Forty-five lawsuits involving cryptocurrency were filed in the first half of this year, reports blockchain research unit Diar.
That’s triple the amount of all the lawsuits filed last year. This is not the moon we were looking for.
Diar emphasizes the US Securities and Exchange Commission (SEC) as a primary contributor to this trend. It notes the SEC is responsible for 30 percent of the cases filed, and recent moves have indicated there are to be loads more.
Last week, it revealed a veritable hard-on for cryptocurrency startups that fail to register their tokens as securities with the SEC.
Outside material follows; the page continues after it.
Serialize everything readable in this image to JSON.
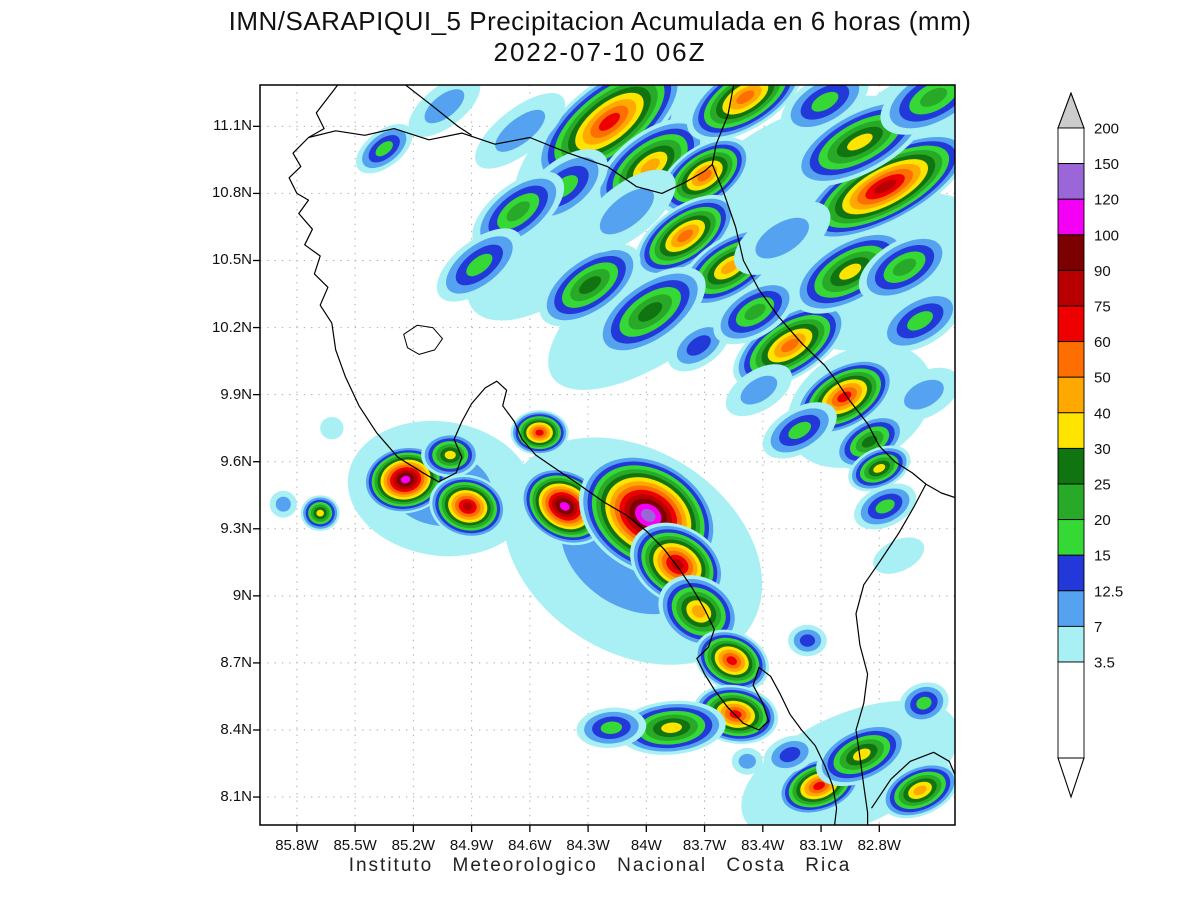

Paragon and Airfox, who respectively raised $12 and $15 million after launching initial coin offerings (ICO) last year, were ordered to return all funds to investors, register their tokens as securities, and pay $250,000 in fines.
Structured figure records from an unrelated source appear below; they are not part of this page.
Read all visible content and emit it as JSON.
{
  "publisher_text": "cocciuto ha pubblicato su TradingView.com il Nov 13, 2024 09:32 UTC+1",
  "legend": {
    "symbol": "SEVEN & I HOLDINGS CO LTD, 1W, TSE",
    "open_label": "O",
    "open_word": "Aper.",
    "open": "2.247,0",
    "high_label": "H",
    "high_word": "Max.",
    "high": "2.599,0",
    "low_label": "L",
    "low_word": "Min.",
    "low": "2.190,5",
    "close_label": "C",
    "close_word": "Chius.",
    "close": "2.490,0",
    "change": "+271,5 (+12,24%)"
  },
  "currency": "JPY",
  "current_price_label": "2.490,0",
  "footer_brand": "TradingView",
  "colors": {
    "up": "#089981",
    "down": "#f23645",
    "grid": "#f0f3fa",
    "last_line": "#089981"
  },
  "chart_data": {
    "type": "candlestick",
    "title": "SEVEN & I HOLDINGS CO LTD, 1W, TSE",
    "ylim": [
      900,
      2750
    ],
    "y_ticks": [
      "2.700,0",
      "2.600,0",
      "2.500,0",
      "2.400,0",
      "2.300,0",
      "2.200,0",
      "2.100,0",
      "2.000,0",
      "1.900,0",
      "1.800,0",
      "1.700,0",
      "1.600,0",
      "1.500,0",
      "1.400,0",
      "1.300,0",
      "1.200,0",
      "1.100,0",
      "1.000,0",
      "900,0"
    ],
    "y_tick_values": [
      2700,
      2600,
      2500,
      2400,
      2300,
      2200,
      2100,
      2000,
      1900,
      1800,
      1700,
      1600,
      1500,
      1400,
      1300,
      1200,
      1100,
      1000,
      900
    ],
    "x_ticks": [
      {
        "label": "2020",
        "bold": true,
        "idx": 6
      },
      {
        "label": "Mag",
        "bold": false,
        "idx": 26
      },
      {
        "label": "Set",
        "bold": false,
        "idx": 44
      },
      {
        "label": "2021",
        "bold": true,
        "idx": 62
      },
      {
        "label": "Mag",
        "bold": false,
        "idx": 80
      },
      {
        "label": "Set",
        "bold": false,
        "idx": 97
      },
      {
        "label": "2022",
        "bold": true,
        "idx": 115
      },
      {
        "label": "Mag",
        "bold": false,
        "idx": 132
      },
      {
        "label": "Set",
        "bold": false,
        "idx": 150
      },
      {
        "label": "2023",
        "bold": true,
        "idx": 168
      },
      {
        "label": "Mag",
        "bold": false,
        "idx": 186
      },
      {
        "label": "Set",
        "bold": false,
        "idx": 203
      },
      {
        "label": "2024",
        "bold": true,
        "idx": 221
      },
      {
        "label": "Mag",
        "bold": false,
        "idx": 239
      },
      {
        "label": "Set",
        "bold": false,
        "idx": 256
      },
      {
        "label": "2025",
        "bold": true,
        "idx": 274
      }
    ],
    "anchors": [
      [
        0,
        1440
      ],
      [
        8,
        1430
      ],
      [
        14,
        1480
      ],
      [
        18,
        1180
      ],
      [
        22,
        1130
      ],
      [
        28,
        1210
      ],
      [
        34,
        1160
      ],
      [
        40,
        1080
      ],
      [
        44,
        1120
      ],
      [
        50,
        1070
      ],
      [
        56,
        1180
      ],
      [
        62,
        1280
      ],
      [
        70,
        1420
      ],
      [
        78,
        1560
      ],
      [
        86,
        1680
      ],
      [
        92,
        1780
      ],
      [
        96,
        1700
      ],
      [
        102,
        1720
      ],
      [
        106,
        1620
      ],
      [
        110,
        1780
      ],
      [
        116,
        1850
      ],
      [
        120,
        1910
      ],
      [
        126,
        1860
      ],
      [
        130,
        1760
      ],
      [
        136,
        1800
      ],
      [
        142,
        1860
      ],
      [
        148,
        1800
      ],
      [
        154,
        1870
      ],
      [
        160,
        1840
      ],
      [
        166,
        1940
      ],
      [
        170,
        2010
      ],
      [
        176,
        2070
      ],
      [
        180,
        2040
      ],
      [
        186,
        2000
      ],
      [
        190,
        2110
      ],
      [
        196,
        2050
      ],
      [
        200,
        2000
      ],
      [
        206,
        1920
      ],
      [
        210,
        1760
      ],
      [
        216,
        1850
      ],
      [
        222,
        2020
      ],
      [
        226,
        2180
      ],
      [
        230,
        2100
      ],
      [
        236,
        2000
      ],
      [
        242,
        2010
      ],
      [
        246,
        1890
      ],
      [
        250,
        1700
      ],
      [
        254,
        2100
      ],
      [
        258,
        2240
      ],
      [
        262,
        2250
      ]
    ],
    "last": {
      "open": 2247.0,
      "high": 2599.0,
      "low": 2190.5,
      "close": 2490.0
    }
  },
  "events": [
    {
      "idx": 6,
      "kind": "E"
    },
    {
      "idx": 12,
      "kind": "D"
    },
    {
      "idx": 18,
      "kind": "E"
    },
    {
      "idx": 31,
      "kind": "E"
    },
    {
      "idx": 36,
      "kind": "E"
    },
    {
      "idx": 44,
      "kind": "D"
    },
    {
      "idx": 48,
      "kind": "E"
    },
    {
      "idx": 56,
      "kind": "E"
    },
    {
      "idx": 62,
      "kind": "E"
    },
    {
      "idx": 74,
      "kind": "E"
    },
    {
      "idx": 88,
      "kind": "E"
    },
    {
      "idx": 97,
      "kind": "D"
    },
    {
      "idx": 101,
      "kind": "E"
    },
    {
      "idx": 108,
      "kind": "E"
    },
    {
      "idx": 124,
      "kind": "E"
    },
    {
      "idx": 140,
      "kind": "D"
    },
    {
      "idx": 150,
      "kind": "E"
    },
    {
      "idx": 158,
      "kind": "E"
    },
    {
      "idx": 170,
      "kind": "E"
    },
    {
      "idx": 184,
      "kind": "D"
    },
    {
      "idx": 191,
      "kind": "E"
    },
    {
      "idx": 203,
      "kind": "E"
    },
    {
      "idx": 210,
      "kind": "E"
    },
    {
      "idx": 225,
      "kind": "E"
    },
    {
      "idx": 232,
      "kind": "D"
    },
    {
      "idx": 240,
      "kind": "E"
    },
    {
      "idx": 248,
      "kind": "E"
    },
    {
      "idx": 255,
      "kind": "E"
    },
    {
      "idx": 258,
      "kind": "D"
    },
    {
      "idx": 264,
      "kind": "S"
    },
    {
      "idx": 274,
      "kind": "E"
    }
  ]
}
It also set precedent by shutting down seminal ‘decentralized’ digital asset trading platform EtherDelta for managing an unregistered securities exchange. The SEC further ordered its owner to pay $300,000 in fines.
While this newly-found penchant for prosecuting cryptocurrency-related securities fraud is certainly welcome (and a tad overdue), Diar keenly pointed out these fines seem a little light compared to what the SEC usually dishes for this type of fraud.
In March, the SEC demanded Merrill Lynch, the ‘wealth management’ division of Bank of America, pay $1.25 million in fines for the sale of unregistered securities that raised $38 million from investors.